A tale proposito l’elaborazione del PTOF, nel rispetto della normativa vigente, diventa un’importante occasione di riflessione della scuola, che nella sua spinta progettuale si basa su un attento esame dei bisogni formativi di ciascun individuo.

Tali orientamenti si traducono nel nostro progetto di inclusione che:

considera il soggetto protagonista del proprio personale processo di crescita;

attiva tutte le possibili opportunità formative, al fine di consentire a ciascun alunno di sviluppare le proprie potenzialità;

garantisce a tutti il pieno esercizio del diritto allo studio, creando i presupposti per il successo scolastico di ciascuno, nel pieno rispetto delle diversità e rispondendo ai bisogni del singolo;

individua strategie e predispone percorsi educativo-didattici, personalizzati ed individualizzati strettamente collegati alle programmazioni di classe;

programma attività che favoriscono la conoscenza di sé, che rafforzino l’autostima e che rendano autonomi nella ricerca di strategie personali di approccio alle conoscenze e al processo di apprendimento;

prevede la strutturazione flessibile dell’organizzazione scolastica, con possibilità di adeguare gli orari alle effettive necessità degli alunni e di predisporre attività che siano significative e che comportino l’adozione di strumenti e metodologie adeguate;

favorisce il raggiungimento della massima autonomia possibile nella sfera personale e sociale;

assicura procedure di valutazione che accompagnino e seguano i percorsi formativi stimolando gli alunni al miglioramento continuo ed utilizzando gli errori come spunti per la ricerca di diverse strategie didattiche.

La presenza dell’insegnante di sostegno costituisce uno dei cardini dell’inclusione, risorsa umana e professionale che garantisce condizioni strutturali favorevoli ed apporto di competenze spendibili per l’insegnamento individualizzato, la personalizzazione dei percorsi e delle relazioni educative.
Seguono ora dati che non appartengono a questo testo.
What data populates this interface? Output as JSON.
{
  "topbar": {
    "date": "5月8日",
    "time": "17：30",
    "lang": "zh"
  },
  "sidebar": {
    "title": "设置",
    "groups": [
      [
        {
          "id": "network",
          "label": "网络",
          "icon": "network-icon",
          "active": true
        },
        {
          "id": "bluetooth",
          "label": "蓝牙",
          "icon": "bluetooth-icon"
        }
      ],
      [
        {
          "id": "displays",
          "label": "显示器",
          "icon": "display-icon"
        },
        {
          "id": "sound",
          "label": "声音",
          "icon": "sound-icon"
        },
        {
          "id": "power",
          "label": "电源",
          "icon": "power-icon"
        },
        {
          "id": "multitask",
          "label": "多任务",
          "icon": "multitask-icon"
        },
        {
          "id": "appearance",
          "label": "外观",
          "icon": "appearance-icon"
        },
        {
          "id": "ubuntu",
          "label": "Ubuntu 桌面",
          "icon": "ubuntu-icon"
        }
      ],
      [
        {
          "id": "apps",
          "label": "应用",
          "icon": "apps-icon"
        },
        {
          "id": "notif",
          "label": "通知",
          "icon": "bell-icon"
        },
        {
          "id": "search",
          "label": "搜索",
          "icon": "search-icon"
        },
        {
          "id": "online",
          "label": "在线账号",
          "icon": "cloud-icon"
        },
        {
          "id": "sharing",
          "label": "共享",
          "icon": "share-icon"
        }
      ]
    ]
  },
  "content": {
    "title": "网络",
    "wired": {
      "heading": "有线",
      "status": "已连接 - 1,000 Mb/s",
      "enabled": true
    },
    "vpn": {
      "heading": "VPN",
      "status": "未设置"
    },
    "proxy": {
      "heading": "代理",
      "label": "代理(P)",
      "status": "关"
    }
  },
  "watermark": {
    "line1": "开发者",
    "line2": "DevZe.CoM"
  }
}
Sono però tutti i docenti della scuola, non soltanto gli insegnati di sostegno, che condividendo la progettualità didattica ed adottando interventi condivisi, concorrono collegialmente alla riuscita del progetto di vita dell’alunno DVA.

L’intento del nostro Istituto è certo una maggiore presa in carico degli alunni diversamente abili ma anche degli studenti con Disturbi Specifici dell’Apprendimento, secondo la normativa vigente, degli alunni stranieri neoarrivati e degli alunni che manifestano un disagio – magari temporaneo – fisico, psicologico, economico o sociale. La nostra scuola si propone di progettare modi nuovi di fare scuola che aiutino ciascuno a scoprire e a far crescere le proprie competenze e capacità. La didattica inclusiva messa in atto determina un miglior inserimento di ogni singolo alunno all’interno della comunità, una partecipazione più attiva e motivata alla vita della scuola, favorendo il successo scolastico e riducendo il disagio emozionale.
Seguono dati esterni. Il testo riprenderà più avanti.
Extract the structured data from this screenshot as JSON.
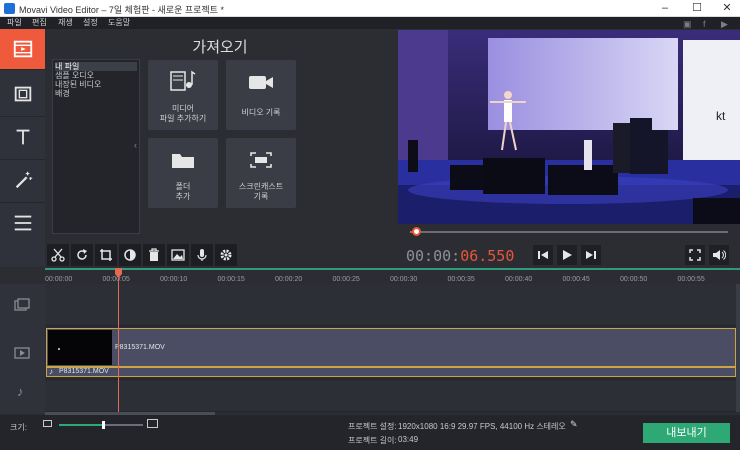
{
  "window": {
    "title": "Movavi Video Editor – 7일 체험판 - 새로운 프로젝트 *"
  },
  "menu": {
    "items": [
      "파일",
      "편집",
      "재생",
      "설정",
      "도움말"
    ]
  },
  "import": {
    "title": "가져오기",
    "files": [
      "내 파일",
      "샘플 오디오",
      "내장된 비디오",
      "배경"
    ],
    "tiles": [
      {
        "l1": "미디어",
        "l2": "파일 추가하기"
      },
      {
        "l1": "비디오 기록",
        "l2": ""
      },
      {
        "l1": "폴더",
        "l2": "추가"
      },
      {
        "l1": "스크린캐스트",
        "l2": "기록"
      }
    ]
  },
  "player": {
    "timecode_gray": "00:00:",
    "timecode_red": "06.550",
    "seek_fraction": 0.02
  },
  "timeline": {
    "ticks": [
      "00:00:00",
      "00:00:05",
      "00:00:10",
      "00:00:15",
      "00:00:20",
      "00:00:25",
      "00:00:30",
      "00:00:35",
      "00:00:40",
      "00:00:45",
      "00:00:50",
      "00:00:55"
    ],
    "video_clip": "P8315371.MOV",
    "audio_clip": "P8315371.MOV"
  },
  "bottom": {
    "scale_label": "크기:",
    "zoom_fraction": 0.52,
    "settings_label": "프로젝트 설정:",
    "settings_value": "1920x1080 16:9 29.97 FPS, 44100 Hz 스테레오",
    "length_label": "프로젝트 길이:",
    "length_value": "03:49",
    "export_label": "내보내기"
  },
  "colors": {
    "accent": "#f05a3c",
    "export": "#2ea874",
    "timecode_red": "#e8553b",
    "clip_border": "#c9a545"
  }
}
Non meno importante è la garanzia al diritto alla studio che il nostro Istituto offre a quei minori che, a causa di malattia o di tempi più o meno lunghi di degenza a casa, sono impossibilitati alla frequenza scolastica. Il progetto di Istruzione Domiciliare offre un percorso educativo all’alunno in condizioni di fragilità, tale percorso favorisce non solo gli apprendimenti ma un ritorno all’interno della comunità scolastica il più possibile privo di ripercussioni emotive.
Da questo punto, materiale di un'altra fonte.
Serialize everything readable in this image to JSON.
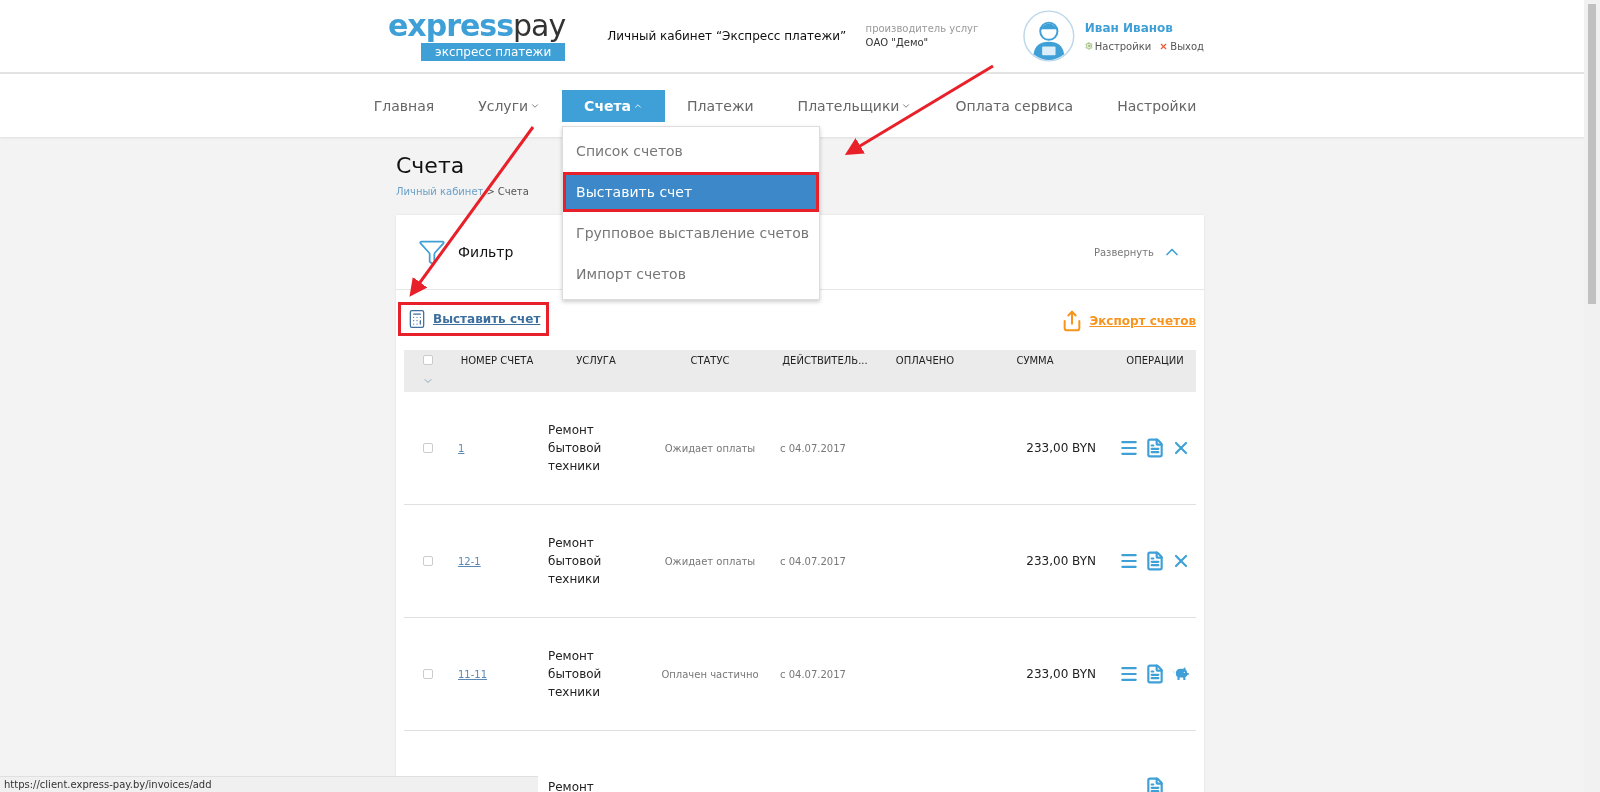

L’Istituto Comprensivo - sotto la supervisione del Dirigente Scolastico - per garantire il coordinamento degli interventi, si avvale di un Figura Strumentale per l’Inclusione, di uno specifico coordinatore di dipartimento per la Scuola Secondaria di primo grado, di una Commissione di lavoro composta da docenti di sostegno dei tre gradi di scuola ed del Gruppo di Lavoro per l’Inclusione.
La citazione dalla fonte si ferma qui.